On a network filled with dimwits and nitwits, Melissa Harris-Perry stands out.
She may not be the dumbest host on MSNBC — when you’re competing against Ed Schultz, that’s a tall task — but she has convincingly demonstrated that she is among the most consistently asinine. Below are five of the Duke PhD’s stupidest statements of 2013:
1.) She downplayed the role radical Islam played in the Boston Bombings: “I keep wondering — is it possible that there would ever be a discussion like, ‘Oh, this is because of Ben Affleck and the connection between Boston and movies about violence?’ And, of course, the answer is no. Of course no one will even think this is about those things. But at the same time there’s something — I appreciate the way that you framed that as the one drop. Like, because given that they’re Chechen, given that they are literally Caucasian — our very sense of connection to them is this framed-up notion of, like, Islam making them something that is non-normal.”
2.) She compared the term “Obamacare” to the “n-word”: “President Obama has been labeled with this word by his opponents, and at first he rose above it, hoping that if he could just make a cause for what he’d achieved, his opponents would fail in making their label stick. But no matter how many successes that he had as president, he realized there were still many people for whom he’d never be anything more than that one disparaging word — a belief he knew was held not just by his political opponents, but also by a significant portion of the American electorate.
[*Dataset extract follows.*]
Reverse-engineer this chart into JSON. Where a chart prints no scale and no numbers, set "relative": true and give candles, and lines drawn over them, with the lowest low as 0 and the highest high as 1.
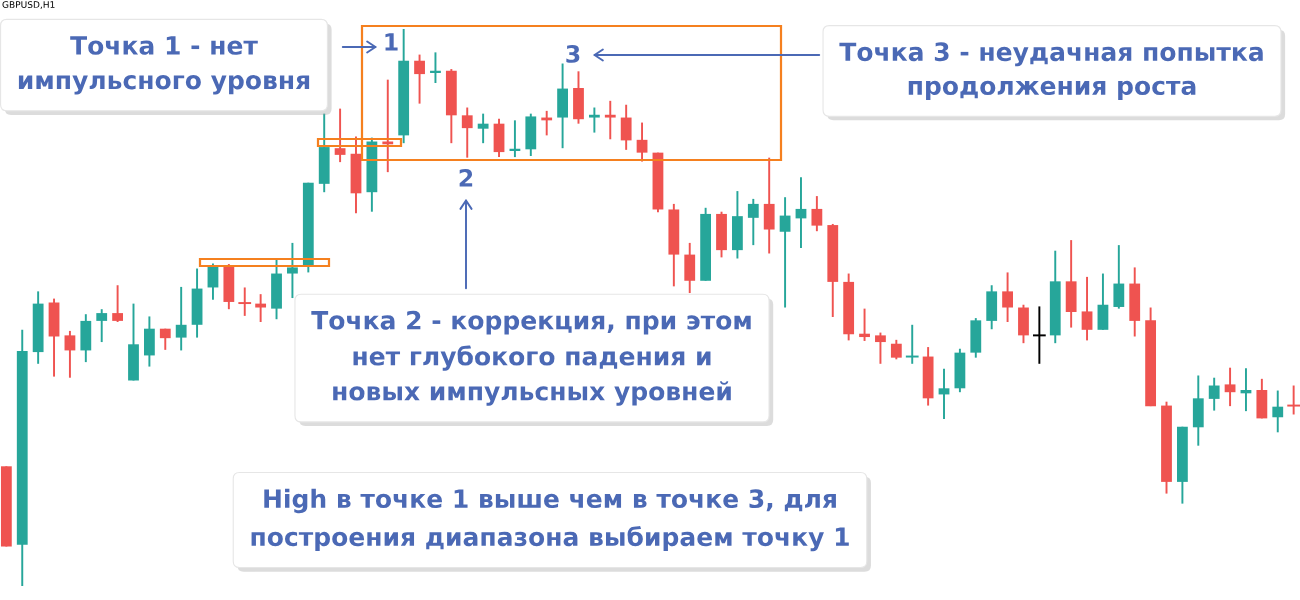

3.) She told you that your kids aren’t solely your responsibility: “Part of it is, we have to break through our kind of private idea that kids belong to their parents, or kids belong to their families, and recognize that kids belong to whole communities.”
4.) She linked GITMO detainees to American slaves: “I also appreciate that the hunger strikers are not trying to die. They’re trying to generate autonomy in the context of something that strips their humanity — something we certainly know about from the experience of American slavery, and that the language of ‘before I be a slave, I’d be buried in my grave and go home to my Lord and be free’ — just that idea of creating human freedom within the context of horrible human conditions.”